Le leader de la Corée du nord, Kim Jong Un, dans une photo publiée par l'agence de presse nord-coréenne KCNA en mars 2016. REUTERS/KCNA/Archives

Kim Jong-Un est connu pour ses accès de colère dont il a déjà fait preuve alors qu'il n'avait que 15 ans, affirme un expert de la sécurité nord-coréenne.

Nam Sung-Wook, ancien directeur de l'Institut National de la Sécurité et de la Stratégie (INSS), cellule de réflexion sur les deux Corée, a décidé de raconter une petite histoire qui remonte aux années lycées de Kim Jong-Un et montre comment le chef d'état, encore jeune adolescent, passait ses colères. 

Nam raconte que chaque fois que sa petite amie de l'époque, dont le nom n'a pas été révélé, essayait de le convaincre d'arrêter de fumer, sa réaction était toujours aussi virulente.

"Kim a commencé à fumer jeune, et sa petite amie lui conseillait d'arrêter", a expliqué Nam lors d'une conférence politique à Séoul, mercredi, d'après l'agence de presse sud-coréenne Yonhap News.

"Kim explosait de rage, devenant même grossier, ce qui était assez choquant [pour sa copine]".

"L'attitude brutale dont il faisait preuve m'avait fait croire que les choses ont deviendraient compliquées une fois qu'il deviendrait 'roi' de la nation", a-t-il ajouté, selon le Korea Herald, un quotidien sud-coréen.

Nam pense que la santé mentale de Kim Jong-Un est telle que la seule manière d'apaiser les tensions en Corée serait de toute évidence son éviction.

Nam a tout appris du background de Kim en envoyant une équipe de chercheurs de son think tank en 2008 à Berne, en Suisse, dans le lycée international où le dictateur en herbe étudiait. Le spécialiste de la Corée du Nord travaille maintenant en tant que professeur de l'unification des deux Corée, de la Diplomatie et de la Sécurité à l'université de Séoul en Corée du Sud.

C'est par ce voyage que le spécialiste a appris l'attitude violente du leader coréen dans son jeune âge.

L'Ecole Française Internationale de Berne (EFIB) à Berne.
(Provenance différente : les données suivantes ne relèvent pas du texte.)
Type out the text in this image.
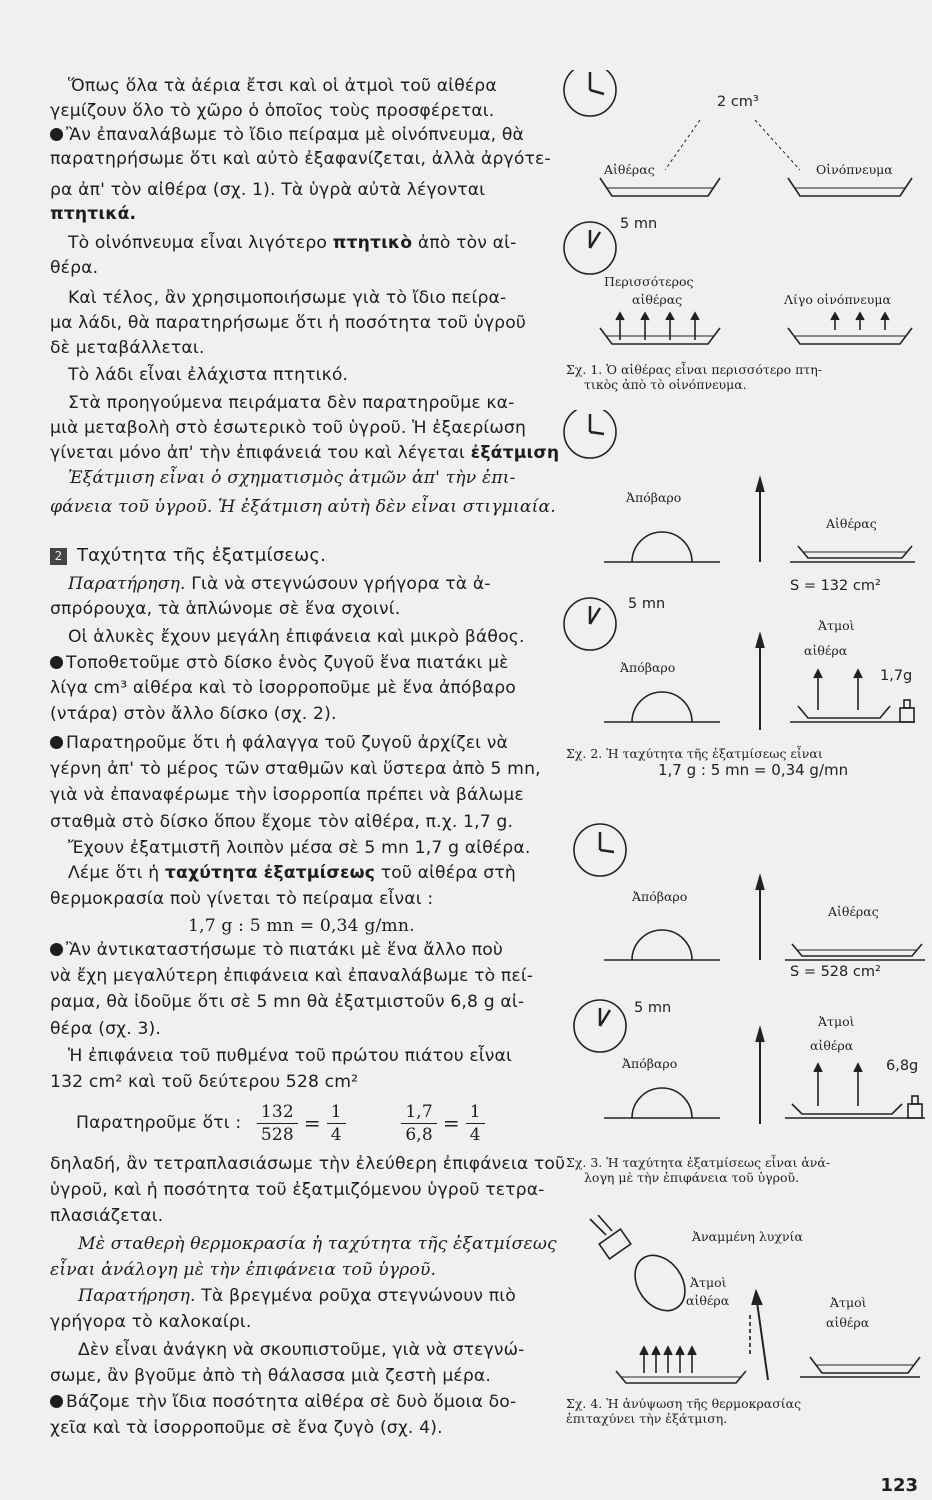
Ὅπως ὅλα τὰ ἀέρια ἔτσι καὶ οἱ ἀτμοὶ τοῦ αἰθέρα
γεμίζουν ὅλο τὸ χῶρο ὁ ὁποῖος τοὺς προσφέρεται.
Ἂν ἐπαναλάβωμε τὸ ἴδιο πείραμα μὲ οἰνόπνευμα, θὰ
παρατηρήσωμε ὅτι καὶ αὐτὸ ἐξαφανίζεται, ἀλλὰ ἀργότε-
ρα ἀπ' τὸν αἰθέρα (σχ. 1). Τὰ ὑγρὰ αὐτὰ λέγονται
πτητικά.
Τὸ οἰνόπνευμα εἶναι λιγότερο πτητικὸ ἀπὸ τὸν αἰ-
θέρα.
Καὶ τέλος, ἂν χρησιμοποιήσωμε γιὰ τὸ ἴδιο πείρα-
μα λάδι, θὰ παρατηρήσωμε ὅτι ἡ ποσότητα τοῦ ὑγροῦ
δὲ μεταβάλλεται.
Τὸ λάδι εἶναι ἐλάχιστα πτητικό.
Στὰ προηγούμενα πειράματα δὲν παρατηροῦμε κα-
μιὰ μεταβολὴ στὸ ἐσωτερικὸ τοῦ ὑγροῦ. Ἡ ἐξαερίωση
γίνεται μόνο ἀπ' τὴν ἐπιφάνειά του καὶ λέγεται ἐξάτμιση
Ἐξάτμιση εἶναι ὁ σχηματισμὸς ἀτμῶν ἀπ' τὴν ἐπι-
φάνεια τοῦ ὑγροῦ. Ἡ ἐξάτμιση αὐτὴ δὲν εἶναι στιγμιαία.
2 Ταχύτητα τῆς ἐξατμίσεως.
Παρατήρηση. Γιὰ νὰ στεγνώσουν γρήγορα τὰ ἀ-
σπρόρουχα, τὰ ἁπλώνομε σὲ ἕνα σχοινί.
Οἱ ἁλυκὲς ἔχουν μεγάλη ἐπιφάνεια καὶ μικρὸ βάθος.
Τοποθετοῦμε στὸ δίσκο ἑνὸς ζυγοῦ ἕνα πιατάκι μὲ
λίγα cm³ αἰθέρα καὶ τὸ ἰσορροποῦμε μὲ ἕνα ἀπόβαρο
(ντάρα) στὸν ἄλλο δίσκο (σχ. 2).
Παρατηροῦμε ὅτι ἡ φάλαγγα τοῦ ζυγοῦ ἀρχίζει νὰ
γέρνη ἀπ' τὸ μέρος τῶν σταθμῶν καὶ ὕστερα ἀπὸ 5 mn,
γιὰ νὰ ἐπαναφέρωμε τὴν ἰσορροπία πρέπει νὰ βάλωμε
σταθμὰ στὸ δίσκο ὅπου ἔχομε τὸν αἰθέρα, π.χ. 1,7 g.
Ἔχουν ἐξατμιστῆ λοιπὸν μέσα σὲ 5 mn 1,7 g αἰθέρα.
Λέμε ὅτι ἡ ταχύτητα ἐξατμίσεως τοῦ αἰθέρα στὴ
θερμοκρασία ποὺ γίνεται τὸ πείραμα εἶναι :
1,7 g : 5 mn = 0,34 g/mn.
Ἂν ἀντικαταστήσωμε τὸ πιατάκι μὲ ἕνα ἄλλο ποὺ
νὰ ἔχη μεγαλύτερη ἐπιφάνεια καὶ ἐπαναλάβωμε τὸ πεί-
ραμα, θὰ ἰδοῦμε ὅτι σὲ 5 mn θὰ ἐξατμιστοῦν 6,8 g αἰ-
θέρα (σχ. 3).
Ἡ ἐπιφάνεια τοῦ πυθμένα τοῦ πρώτου πιάτου εἶναι
132 cm² καὶ τοῦ δεύτερου 528 cm²
Παρατηροῦμε ὅτι : $\frac{132}{528} = \frac{1}{4}$
	$\frac{1,7}{6,8} = \frac{1}{4}$
δηλαδή, ἂν τετραπλασιάσωμε τὴν ἐλεύθερη ἐπιφάνεια τοῦ
ὑγροῦ, καὶ ἡ ποσότητα τοῦ ἐξατμιζόμενου ὑγροῦ τετρα-
πλασιάζεται.
Μὲ σταθερὴ θερμοκρασία ἡ ταχύτητα τῆς ἐξατμίσεως
εἶναι ἀνάλογη μὲ τὴν ἐπιφάνεια τοῦ ὑγροῦ.
Παρατήρηση. Τὰ βρεγμένα ροῦχα στεγνώνουν πιὸ
γρήγορα τὸ καλοκαίρι.
Δὲν εἶναι ἀνάγκη νὰ σκουπιστοῦμε, γιὰ νὰ στεγνώ-
σωμε, ἂν βγοῦμε ἀπὸ τὴ θάλασσα μιὰ ζεστὴ μέρα.
Βάζομε τὴν ἴδια ποσότητα αἰθέρα σὲ δυὸ ὅμοια δο-
χεῖα καὶ τὰ ἰσορροποῦμε σὲ ἕνα ζυγὸ (σχ. 4).
2 cm³
Αἰθέρας	Οἰνόπνευμα
5 mn
Περισσότερος
αἰθέρας	Λίγο οἰνόπνευμα
Σχ. 1. Ὁ αἰθέρας εἶναι περισσότερο πτη-
τικὸς ἀπὸ τὸ οἰνόπνευμα.
Ἀπόβαρο
Αἰθέρας
S = 132 cm²
5 mn
Ἀπόβαρο
Ἀτμοὶ
αἰθέρα
1,7g
Σχ. 2. Ἡ ταχύτητα τῆς ἐξατμίσεως εἶναι
1,7 g : 5 mn = 0,34 g/mn
Ἀπόβαρο
Αἰθέρας
S = 528 cm²
5 mn
Ἀπόβαρο
Ἀτμοὶ
αἰθέρα
6,8g
Σχ. 3. Ἡ ταχύτητα ἐξατμίσεως εἶναι ἀνά-
λογη μὲ τὴν ἐπιφάνεια τοῦ ὑγροῦ.
Ἀναμμένη λυχνία
Ἀτμοὶ
αἰθέρα	Ἀτμοὶ
αἰθέρα
Σχ. 4. Ἡ ἀνύψωση τῆς θερμοκρασίας
ἐπιταχύνει τὴν ἐξάτμιση.
123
Getty

La semaine dernière, la Corée du Nord a déclaré avoir déployé son sixième et plus gros test nucléaire, une bombe hydrogène qui pourrait être lancée sur plusieurs milliers de kilomètres.

"Le dernier déploiement nucléaire est aussi conséquent que le caractère sauvage de Kim", commente l'expert. "Si Kim n'est pas évincé, les problèmes vont continuer".

Dans cette perspective, la Corée du Sud déploie une équipe d'élite dans l'éventualité d'éliminer Kim Jong-Un ou n'importe quel dictateur nord-coréen, explique le Korea Herald. Cette équipe, prévue pour être opérationnelle ce premier décembre, est censée travailler aux côtés des mêmes unités d'élite américaines qui ont été en charge de mettre Osama Ben Laden hors d'état de nuire.

Kim Jong Un (au premier plan tout à gauche) et son père, Kim Jong Il (au premier plan tout à droite) ainsi que les généraux nord-coréens. AP Images

Kim Jong-Il, le père et prédécesseur de Kim Jong-Un envisageait déjà de passer le flambeau à son jeune fils, à la suite d'une attaque cardiaque en août 2008, indique Yonhap. Kim Jong-Il est décédé trois ans plus tard en décembre 2011.

Kim Jong-Un était pourtant le benjamin de sa fratrie et rien ne le destinait à succéder à son père, n'étant pas l'héritier légitime.

Mais d'après Reuters, son aîné, Kim Jong-Nam avait été contraint à l'exil à Macao. En février dernier, Jong-Nam a été victime d'un assassinat à Kuala Lumpur en Malaisie, qui selon les sources américaines et sud-coréennes, aurait été orchestré par le régime de Kim Jong-Un.

Le cadet, Kim Jong-Chul, est quant à lui passé à la trappe. Kim Jong-Il le jugeait "trop faible, comme une petite fille", si l'on se fie aux dires de l'un de ses chefs cuisiniers. Nam a raconté à la conférence du parti, que depuis un accident de voiture, Kim Jong-Chul souffrait d'un dérèglement hormonal et donc d'un excès d'hormones féminines, toujours d'après Yonhap.

"À l'époque, j'espérais que ma prédiction [l'arrivée au pouvoir de Kim Jong-Un, Chef suprême de la République populaire démocratique de Corée] serait fausse", aurait déclaré Nam, à la même source. "Malheureusement, cela s'est réalisé".